London, Aug 26 (IANS) Transplant patients who are very ill may be able to grow their own livers in the near future. In a novel attempt, Cambridge University researchers turned slivers of skin from patients’ arms into liver cells.
The technique could potentially generate full-sized livers, each a perfect match to the patient, reports the Daily Mail. The breakthrough will also hasten the search for new drugs for a condition which kills more Britons each year than diabetes and traffic accidents combined.
The experiments involved taking slivers of skin from patients with inherited liver diseases and turning these into stem cells and then coaxing them into becoming liver cells.
Cambridge researcher Tamir Rashid likened the change from skin to liver cell to persuading a group of musicians to play a different type of music, according to the Journal of Clinical Investigation.

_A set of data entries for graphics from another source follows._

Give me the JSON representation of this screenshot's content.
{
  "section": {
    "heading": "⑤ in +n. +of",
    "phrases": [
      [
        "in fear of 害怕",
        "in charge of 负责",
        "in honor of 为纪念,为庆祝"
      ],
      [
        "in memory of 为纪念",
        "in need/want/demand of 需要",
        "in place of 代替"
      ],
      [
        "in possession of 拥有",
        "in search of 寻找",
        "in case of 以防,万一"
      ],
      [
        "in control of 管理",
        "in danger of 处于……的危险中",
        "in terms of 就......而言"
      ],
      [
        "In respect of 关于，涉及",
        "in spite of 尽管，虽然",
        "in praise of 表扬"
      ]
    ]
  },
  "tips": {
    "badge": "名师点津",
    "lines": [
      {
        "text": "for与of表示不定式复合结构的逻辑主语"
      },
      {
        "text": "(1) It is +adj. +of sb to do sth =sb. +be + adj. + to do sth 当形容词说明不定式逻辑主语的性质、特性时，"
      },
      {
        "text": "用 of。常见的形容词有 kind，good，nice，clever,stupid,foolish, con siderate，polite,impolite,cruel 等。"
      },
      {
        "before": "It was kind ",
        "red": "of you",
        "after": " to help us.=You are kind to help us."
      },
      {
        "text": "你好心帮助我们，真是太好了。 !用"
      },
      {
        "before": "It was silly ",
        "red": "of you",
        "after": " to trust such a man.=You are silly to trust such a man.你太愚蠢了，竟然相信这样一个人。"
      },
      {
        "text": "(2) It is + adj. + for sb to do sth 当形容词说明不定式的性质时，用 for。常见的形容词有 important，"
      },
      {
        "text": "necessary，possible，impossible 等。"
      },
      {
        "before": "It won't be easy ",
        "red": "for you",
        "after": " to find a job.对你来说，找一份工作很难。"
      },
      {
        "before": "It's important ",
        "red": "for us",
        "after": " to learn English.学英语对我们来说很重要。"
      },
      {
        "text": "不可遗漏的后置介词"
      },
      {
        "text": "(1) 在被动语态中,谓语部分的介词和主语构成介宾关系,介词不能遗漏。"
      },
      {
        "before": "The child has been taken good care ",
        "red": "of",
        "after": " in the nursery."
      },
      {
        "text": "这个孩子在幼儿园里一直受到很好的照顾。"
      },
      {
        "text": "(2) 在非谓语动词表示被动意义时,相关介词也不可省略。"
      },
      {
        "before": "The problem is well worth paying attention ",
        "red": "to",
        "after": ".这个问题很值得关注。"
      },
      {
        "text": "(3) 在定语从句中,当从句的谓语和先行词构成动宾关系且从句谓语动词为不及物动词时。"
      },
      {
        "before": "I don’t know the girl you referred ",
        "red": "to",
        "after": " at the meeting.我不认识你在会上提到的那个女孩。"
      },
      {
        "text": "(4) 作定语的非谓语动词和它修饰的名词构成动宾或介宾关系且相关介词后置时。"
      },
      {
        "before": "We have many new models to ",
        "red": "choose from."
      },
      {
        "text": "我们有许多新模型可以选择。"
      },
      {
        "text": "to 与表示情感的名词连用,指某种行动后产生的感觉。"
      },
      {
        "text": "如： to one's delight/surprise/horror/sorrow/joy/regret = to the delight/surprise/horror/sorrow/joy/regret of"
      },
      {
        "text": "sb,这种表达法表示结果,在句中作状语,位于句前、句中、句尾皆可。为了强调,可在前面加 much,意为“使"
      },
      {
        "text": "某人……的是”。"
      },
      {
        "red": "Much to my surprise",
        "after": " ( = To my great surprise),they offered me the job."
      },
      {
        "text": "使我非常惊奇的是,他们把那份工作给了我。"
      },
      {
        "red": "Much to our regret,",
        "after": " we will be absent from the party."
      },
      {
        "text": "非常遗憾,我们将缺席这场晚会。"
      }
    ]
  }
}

He said: ‘It is a bit like getting an orchestra to change from playing classical music to rock music.’
‘The cell has the same genetic material, we have only changed the type of music it is playing. It has gone from a skin type of music to a liver type of music and that is exciting.’
The lab-grown liver cells carry the genetic hallmarks of the patients’ diseases. Comparison with healthy cells will allow researchers to find out more about the causes of their illness.
Rashid said: ‘I see hundreds of patients every year and they always ask me the same thing — why do they have liver disease when their neighbour drinks the same amount and is exposed to the same environment?’
‘I am never able to answer that. Now I can take an individual patient and generate liver cells and research why this person has liver disease and another person doesn’t.’
Patches of diseased cells could also be used to rapidly test hundreds of thousands of drugs, speeding up the search for new treatments and cutting the need for animal experiments.
The technology to turn skin cells into liver cells has been available for several years but this is the first time it has been used successfully on people with liver disease.
Using a person’s own cells would remove the risk of the new organ being rejected by the body. Tens of millions of people worldwide suffer from liver disease.